FMS- Foreign Military Sales-U.S. contracts for foreign government. Military sales through DoD that are usually funded by the end using country. Think of DoD as a broker of the service or equipment.

HA- Humanitarian Assistance- A DoD program that funds humanitarian, non-military projects in developing countries, such as schools and medical clinics.

IMET- International Military Education and Training- A program to pay for foreign military personnel to attend U.S. military schools.

ITAR- International Trafficking in Arms Regulation (http://www.pmdtc.org/reference.htm#ITAR)- The comprehensive regulation dealing with anything that is interpreted to be arms related. This includes consulting, teaching, and items or information that do not appear to have a readily identifiable military use.

NATO- North Atlantic Treaty Organization. (www.NATO.int) A military alliance on both sides of the Atlantic designed for mutual defense. Developed out of the Cold War.

PfP-Partnership for Peace- The candidacy step for NATO where Political and military systems are brought to NATO standards.

WIF- Warsaw Initiative Funds- U.S. funding to assist PfP countries in meeting NATO standards prior to accession to NATO.

 

Footnotes

1 Currently, over 80% of the FMF available is allocated in this way to Israel and Egypt as part of the continuing support to the Camp David Peace accords.

2 Goals are set by the President. Foreign policy goals are refined by State Department, and national security goals are refined by the Department of Defense, leading to some

disagreements between USG agencies in the apportionment of the funds.

3 An example is FMF that is provided to an Eastern European ministry of defense that is reorganizing to better align with modern military structures such as The North Atlantic Treaty Organization, or NATO.

4 10 countries can use Direct Commercial Contracts (DCS) utilizing FMF, where the country actually contracts with the supplier directly, not the U.S. Government. Israel

accounts for 85% of these. Designed for items & services that are not in the DoD procurement system. Country needs to show proof of competition, and they are reviewed at any amount over 750K. DCS has a minimum of 100K value per contract (30K for Israel). In many ways these are similar to FMS cases, but the contractor is responsible for more requirements that are not completed by the USG, such as procurement of an export license.

5 What is a U.S. company is becoming harder to determine as defense mergers increase with foreign companies.

6 I am aware of a DSCA approved sale of modern military radios to a country that had received a very convincing pitch from a manufacturer, while they did not possess functioning vehicles to put the radios into.
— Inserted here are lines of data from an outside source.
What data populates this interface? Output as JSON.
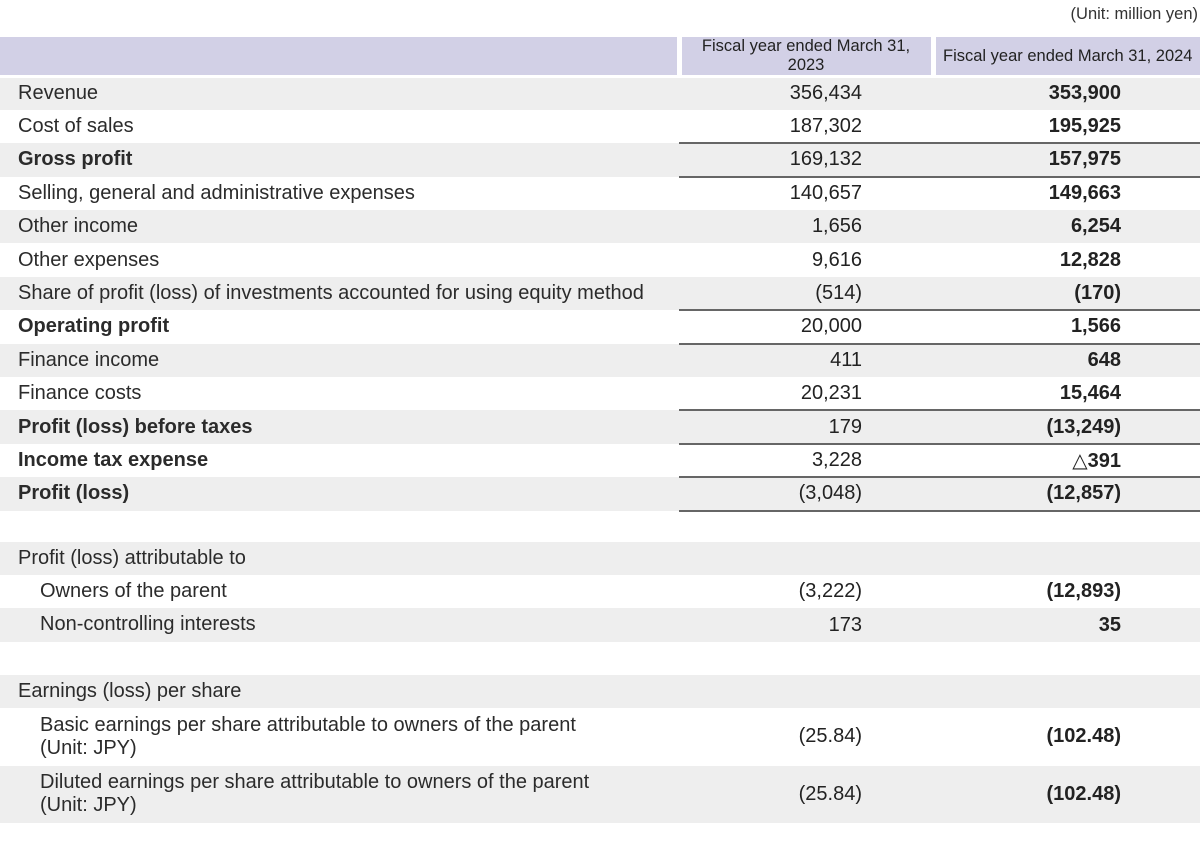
{
  "unit_note": "(Unit: million yen)",
  "colors": {
    "header_bg": "#d2d0e6",
    "stripe_bg": "#eeeeee",
    "rule": "#666666"
  },
  "table": {
    "col_headers": [
      "Fiscal year ended March 31, 2023",
      "Fiscal year ended March 31, 2024"
    ],
    "rows": [
      {
        "label": "Revenue",
        "fy2023": "356,434",
        "fy2024": "353,900"
      },
      {
        "label": "Cost of sales",
        "fy2023": "187,302",
        "fy2024": "195,925"
      },
      {
        "label": "Gross profit",
        "fy2023": "169,132",
        "fy2024": "157,975"
      },
      {
        "label": "Selling, general and administrative expenses",
        "fy2023": "140,657",
        "fy2024": "149,663"
      },
      {
        "label": "Other income",
        "fy2023": "1,656",
        "fy2024": "6,254"
      },
      {
        "label": "Other expenses",
        "fy2023": "9,616",
        "fy2024": "12,828"
      },
      {
        "label": "Share of profit (loss) of investments accounted for using equity method",
        "fy2023": "(514)",
        "fy2024": "(170)"
      },
      {
        "label": "Operating profit",
        "fy2023": "20,000",
        "fy2024": "1,566"
      },
      {
        "label": "Finance income",
        "fy2023": "411",
        "fy2024": "648"
      },
      {
        "label": "Finance costs",
        "fy2023": "20,231",
        "fy2024": "15,464"
      },
      {
        "label": "Profit (loss) before taxes",
        "fy2023": "179",
        "fy2024": "(13,249)"
      },
      {
        "label": "Income tax expense",
        "fy2023": "3,228",
        "fy2024": "△391"
      },
      {
        "label": "Profit (loss)",
        "fy2023": "(3,048)",
        "fy2024": "(12,857)"
      },
      {
        "label": "",
        "fy2023": "",
        "fy2024": ""
      },
      {
        "label": "Profit (loss) attributable to",
        "fy2023": "",
        "fy2024": ""
      },
      {
        "label": "Owners of the parent",
        "fy2023": "(3,222)",
        "fy2024": "(12,893)"
      },
      {
        "label": "Non-controlling interests",
        "fy2023": "173",
        "fy2024": "35"
      },
      {
        "label": "",
        "fy2023": "",
        "fy2024": ""
      },
      {
        "label": "Earnings (loss) per share",
        "fy2023": "",
        "fy2024": ""
      },
      {
        "label": "Basic earnings per share attributable to owners of the parent\n(Unit: JPY)",
        "fy2023": "(25.84)",
        "fy2024": "(102.48)"
      },
      {
        "label": "Diluted earnings per share attributable to owners of the parent\n(Unit: JPY)",
        "fy2023": "(25.84)",
        "fy2024": "(102.48)"
      }
    ]
  }
}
7 Until recently, many European governments allowed the deduction of bribes paid as business expenses. This has changed, but foreign manufacturers do not always play at the same level of integrity as U.S. corporations are expected to.

8 There is an exception to allow for procurement of foreign made goods or services if it is already procured for U.S. services under an existing contract.

9 U.S. Code Title 22.

10 “Graduates” of the PfP include Latvia, Lithuania, Estonia, Poland, Czech Republic, Hungary, Slovenia, Slovakia, Bulgaria, and Romania. These countries are now full members of NATO, and no longer eligible for WIF.

11 Section 1206 of The 2006 of the Defense Authorization Act.

12 Pentagon Can Now Fund Foreign Militaries, The Washington Post, January 29, 2006 page A10.